Espansione della navata 1843 (≈ 1843)
Aggiunta di un terzo della navata e di un enorme-porch
1864
Costruzione di cappelle laterali
Costruzione di cappelle laterali 1864 (≈ 1864)
Piano di croce latina
1958
Pittura del coro
Pittura del coro 1958 (≈ 1958)
« Santa Barthélémy in mezzo ai Bressans »
Aujourd'hui
Aujourd'hui
Aujourd'hui Aujourd'hui (≈ 2025)
Position de référence.
Dati chiave
Michel Bouillot - Artista locale
Autore della pittura murale (1958)
Abbé Michel Bassard (1919-2015) - Servizio di Curé
Sponsor della pittura a parete
Origine e storia
La chiesa Saint-Barthélemy de Juif, situata nel dipartimento di Saône-et-Loire in Borgogna-Franche-Comté, trova le sue origini in una struttura iniziale trasformata nel XIX secolo. Nel 1843, una grande espansione aggiunse un terzo alla sua navata e incorporò un massiccio-poche, segnando un primo passo nella sua evoluzione architettonica. Questi cambiamenti riflettono le crescenti esigenze di una comunità locale in espansione, tipica dei villaggi rurali del tempo.

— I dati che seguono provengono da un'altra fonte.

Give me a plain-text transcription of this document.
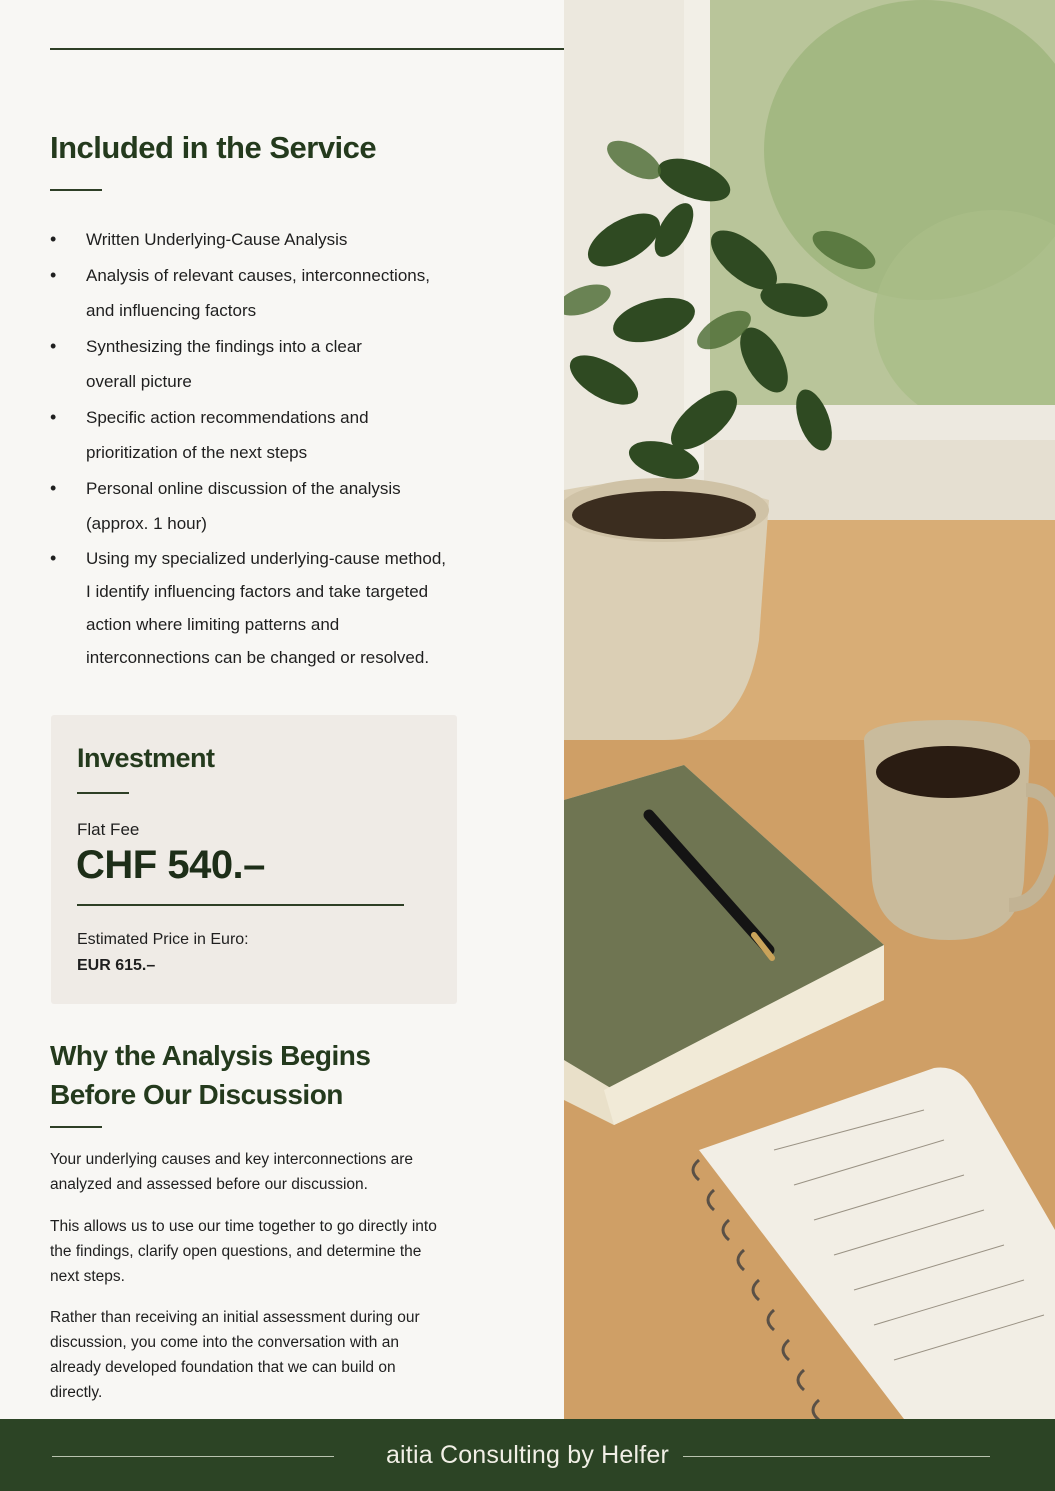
Included in the Service
• Written Underlying-Cause Analysis
• Analysis of relevant causes, interconnections,
and influencing factors
• Synthesizing the findings into a clear
overall picture
• Specific action recommendations and
prioritization of the next steps
• Personal online discussion of the analysis
(approx. 1 hour)
• Using my specialized underlying-cause method,
I identify influencing factors and take targeted
action where limiting patterns and
interconnections can be changed or resolved.
Investment
Flat Fee
CHF 540.–
Estimated Price in Euro:
EUR 615.–
Why the Analysis Begins
Before Our Discussion

Your underlying causes and key interconnections are
analyzed and assessed before our discussion.

This allows us to use our time together to go directly into
the findings, clarify open questions, and determine the
next steps.

Rather than receiving an initial assessment during our
discussion, you come into the conversation with an
already developed foundation that we can build on
directly.

aitia Consulting by Helfer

Intorno al 1864 furono erette due cappelle laterali, dando all'edificio un piano croce latino. Questo rimodellamento, combinato con elementi come il campanile sostenuto da archi al centro del cerchio, illustra un graduale adattamento ai canoni estetici e liturgici del secolo. Le cappelle, dedicate a San Bartolomeo e alla Vergine Maria, sottolineano anche il ruolo centrale della chiesa nella devozione locale, integrando al contempo decorazioni simboliche come il battistero in pietra o placche commemorative.
L'interno della chiesa si distingue per una navata unica con un soffitto piatto, a contrasto con un coro a volta più stretto, rivolto ad est secondo la tradizione. Le vetrate colorate, alcune delle quali rappresentano una croce colorata o una barca a vela, nonché un murale del 1958 di Michel Bouillot ("Saint Barthélémy in mezzo ai Bressans"), testimoniano un patrimonio artistico che unisce eredità e creazioni recenti. Il tabernacolo d'oro del XVI secolo, ornato dall'Agnello, richiama la continuità del culto cattolico in questo luogo.
Assegnata alla parrocchia di Saint-Pierre-en-Louhannais (diocesi di Autun) sotto la legge del 1905, la chiesa ebraica ora incarna un luogo attivo di culto, mentre serve come punto di riferimento storico per il comune. La sua architettura, caratterizzata da successive aggiunte, riflette le dinamiche sociali e religiose di una regione rurale come la Bresse, dove gli edifici religiosi hanno svolto un ruolo sia spirituale che comunitario.